Europol has supported the coordination of a large-scale international operation that has taken down the infrastructure of the Qakbot malware and led to the seizure of nearly EUR 8 million in cryptocurrencies. The international investigation, also supported by Eurojust, involved judicial and law enforcement authorities from France, Germany, Latvia, The Netherlands, Romania, United Kingdom and the United States. Qakbot, operated by a group of organised cybercriminals, targeted critical infrastructure and businesses across multiple countries, stealing financial data and login credentials. Cybercriminals used this persistent malware to commit ransomware, fraud, and other cyber-enabled crimes.

Active since 2007, this prolific malware (also known as QBot or Pinkslipbot) evolved over time using different techniques to infect users and compromise systems. Qakbot infiltrated victims’ computers through spam emails containing malicious attachments or hyperlinks. Once installed on the targeted computer, the malware allowed for infections with next-stage payloads such as ransomware. Additionally, the infected computer became part of a botnet (a network of compromised computers) controlled simultaneously by the cybercriminals, usually without the knowledge of the victims. However, Qakbot’s primary focus was on stealing financial data and login credentials from web browsers.

How does Qakbot work?

- The victim receives an email with an attachment or hyperlink and clicks on it;
- Qakbot deceives the victim into downloading malicious files by imitating a legitimate process;
- Qakbot executes and then installs other malware, such as banking Trojans;
- The attacker then steals financial data, browser information/hooks, keystrokes, and/or credentials;
- Other malware, such as ransomware, is placed on the victim’s computer.

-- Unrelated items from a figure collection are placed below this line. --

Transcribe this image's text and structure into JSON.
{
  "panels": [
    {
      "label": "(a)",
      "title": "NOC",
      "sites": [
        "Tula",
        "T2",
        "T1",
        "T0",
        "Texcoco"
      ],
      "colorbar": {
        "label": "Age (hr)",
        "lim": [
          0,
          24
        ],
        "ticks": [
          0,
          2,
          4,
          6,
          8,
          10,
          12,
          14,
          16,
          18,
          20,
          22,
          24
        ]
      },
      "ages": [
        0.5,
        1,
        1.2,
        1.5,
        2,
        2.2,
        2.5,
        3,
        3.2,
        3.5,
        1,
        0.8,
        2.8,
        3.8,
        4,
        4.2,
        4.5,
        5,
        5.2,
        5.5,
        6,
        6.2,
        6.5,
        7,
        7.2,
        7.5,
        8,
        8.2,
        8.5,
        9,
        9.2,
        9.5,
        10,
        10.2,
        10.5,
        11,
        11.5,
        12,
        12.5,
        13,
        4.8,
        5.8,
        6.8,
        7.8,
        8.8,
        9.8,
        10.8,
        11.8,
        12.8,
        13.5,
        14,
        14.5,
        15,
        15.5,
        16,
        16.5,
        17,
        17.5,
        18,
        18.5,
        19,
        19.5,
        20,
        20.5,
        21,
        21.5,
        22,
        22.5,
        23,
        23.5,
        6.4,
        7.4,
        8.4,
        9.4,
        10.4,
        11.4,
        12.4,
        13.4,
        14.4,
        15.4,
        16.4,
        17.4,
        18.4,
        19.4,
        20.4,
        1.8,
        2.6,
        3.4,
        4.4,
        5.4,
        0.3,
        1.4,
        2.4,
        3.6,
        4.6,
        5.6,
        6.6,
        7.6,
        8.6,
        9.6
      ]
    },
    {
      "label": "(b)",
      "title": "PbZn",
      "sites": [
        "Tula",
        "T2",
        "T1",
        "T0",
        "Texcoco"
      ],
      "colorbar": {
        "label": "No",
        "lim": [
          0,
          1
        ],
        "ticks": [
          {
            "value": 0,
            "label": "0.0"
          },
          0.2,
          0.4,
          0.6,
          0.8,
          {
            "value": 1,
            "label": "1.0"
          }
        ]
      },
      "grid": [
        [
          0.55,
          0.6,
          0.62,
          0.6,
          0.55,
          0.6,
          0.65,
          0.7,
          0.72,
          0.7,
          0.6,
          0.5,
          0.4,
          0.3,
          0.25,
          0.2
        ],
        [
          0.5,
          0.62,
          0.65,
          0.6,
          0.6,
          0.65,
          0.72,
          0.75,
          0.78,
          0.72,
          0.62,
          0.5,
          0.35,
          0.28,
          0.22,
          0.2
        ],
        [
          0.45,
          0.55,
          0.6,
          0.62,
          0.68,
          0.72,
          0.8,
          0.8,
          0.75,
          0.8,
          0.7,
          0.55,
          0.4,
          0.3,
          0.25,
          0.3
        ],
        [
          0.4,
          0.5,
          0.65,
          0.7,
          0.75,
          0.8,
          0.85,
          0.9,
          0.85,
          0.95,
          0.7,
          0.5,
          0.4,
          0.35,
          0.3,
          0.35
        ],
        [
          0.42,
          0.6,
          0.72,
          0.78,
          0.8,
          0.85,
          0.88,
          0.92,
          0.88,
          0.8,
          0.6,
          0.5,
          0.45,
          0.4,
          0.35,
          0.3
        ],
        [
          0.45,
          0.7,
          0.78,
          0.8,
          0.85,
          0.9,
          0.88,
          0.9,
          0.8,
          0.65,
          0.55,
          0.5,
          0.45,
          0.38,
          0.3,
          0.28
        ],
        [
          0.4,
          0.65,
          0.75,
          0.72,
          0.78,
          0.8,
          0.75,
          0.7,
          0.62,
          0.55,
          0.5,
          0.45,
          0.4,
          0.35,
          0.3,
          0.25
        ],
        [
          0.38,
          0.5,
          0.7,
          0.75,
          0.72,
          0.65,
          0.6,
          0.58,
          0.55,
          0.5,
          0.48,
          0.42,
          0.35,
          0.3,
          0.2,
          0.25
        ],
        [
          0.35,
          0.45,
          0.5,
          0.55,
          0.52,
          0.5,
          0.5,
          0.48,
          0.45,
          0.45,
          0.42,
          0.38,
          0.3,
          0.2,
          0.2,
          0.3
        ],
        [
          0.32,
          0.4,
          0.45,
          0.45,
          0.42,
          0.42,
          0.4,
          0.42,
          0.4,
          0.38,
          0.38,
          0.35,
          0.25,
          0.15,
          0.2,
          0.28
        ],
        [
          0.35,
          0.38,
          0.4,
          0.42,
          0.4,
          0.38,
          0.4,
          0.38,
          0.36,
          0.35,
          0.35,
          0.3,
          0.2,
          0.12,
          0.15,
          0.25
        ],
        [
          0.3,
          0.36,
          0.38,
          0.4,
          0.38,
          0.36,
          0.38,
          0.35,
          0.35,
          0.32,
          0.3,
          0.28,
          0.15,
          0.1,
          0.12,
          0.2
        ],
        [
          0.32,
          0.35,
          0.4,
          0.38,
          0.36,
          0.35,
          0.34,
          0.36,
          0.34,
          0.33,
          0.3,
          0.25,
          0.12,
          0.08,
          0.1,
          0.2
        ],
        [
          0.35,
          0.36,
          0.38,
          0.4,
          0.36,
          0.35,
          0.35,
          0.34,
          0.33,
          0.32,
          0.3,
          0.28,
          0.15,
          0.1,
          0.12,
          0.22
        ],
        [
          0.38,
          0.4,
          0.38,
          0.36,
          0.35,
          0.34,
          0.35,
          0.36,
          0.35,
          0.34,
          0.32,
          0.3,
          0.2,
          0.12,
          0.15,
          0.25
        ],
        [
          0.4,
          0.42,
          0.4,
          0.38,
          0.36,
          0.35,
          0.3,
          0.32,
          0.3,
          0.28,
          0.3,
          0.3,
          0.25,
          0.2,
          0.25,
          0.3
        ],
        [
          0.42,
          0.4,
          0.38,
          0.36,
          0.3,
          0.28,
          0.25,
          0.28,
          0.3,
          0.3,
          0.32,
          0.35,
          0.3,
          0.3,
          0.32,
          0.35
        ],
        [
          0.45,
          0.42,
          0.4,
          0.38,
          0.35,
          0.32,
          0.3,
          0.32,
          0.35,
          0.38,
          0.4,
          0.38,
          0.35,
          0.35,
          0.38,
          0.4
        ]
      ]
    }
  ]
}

Over 700 000 infected computers worldwide

A number of ransomware groups used Qakbot to carry out a large number of ransomware attacks on critical infrastructure and businesses. The administrators of the botnet provided these groups with access to the infected networks for a fee. The investigation suggests that between October 2021 and April 2023, the administrators have received fees corresponding to nearly EUR 54 million in ransoms paid by the victims. The lawful examination of the seized infrastructure uncovered that the malware had infected over 700 000 computers worldwide. Law enforcement detected servers infected with Qakbot in almost 30 countries in Europe, South and North America, Asia and Africa, enabling the malware’s activity on a global scale.

Over the course of the investigation, Europol facilitated the information exchange between participating agencies, supported the coordination of operational activities, and funded operational meetings. Europol also provided analytical support linking available data to various criminal cases within and outside the EU. The Joint Cybercrime Action Taskforce (J-CAT) at Europol also supported the operation. This standing operational team consists of cybercrime liaison officers from different countries who work on high-profile cybercrime investigations.

Eurojust actively facilitated the cross-border judicial cooperation between the national authorities involved. The Agency hosted a coordination meeting in July 2023 to facilitate evidence sharing and to prepare for this joint operation.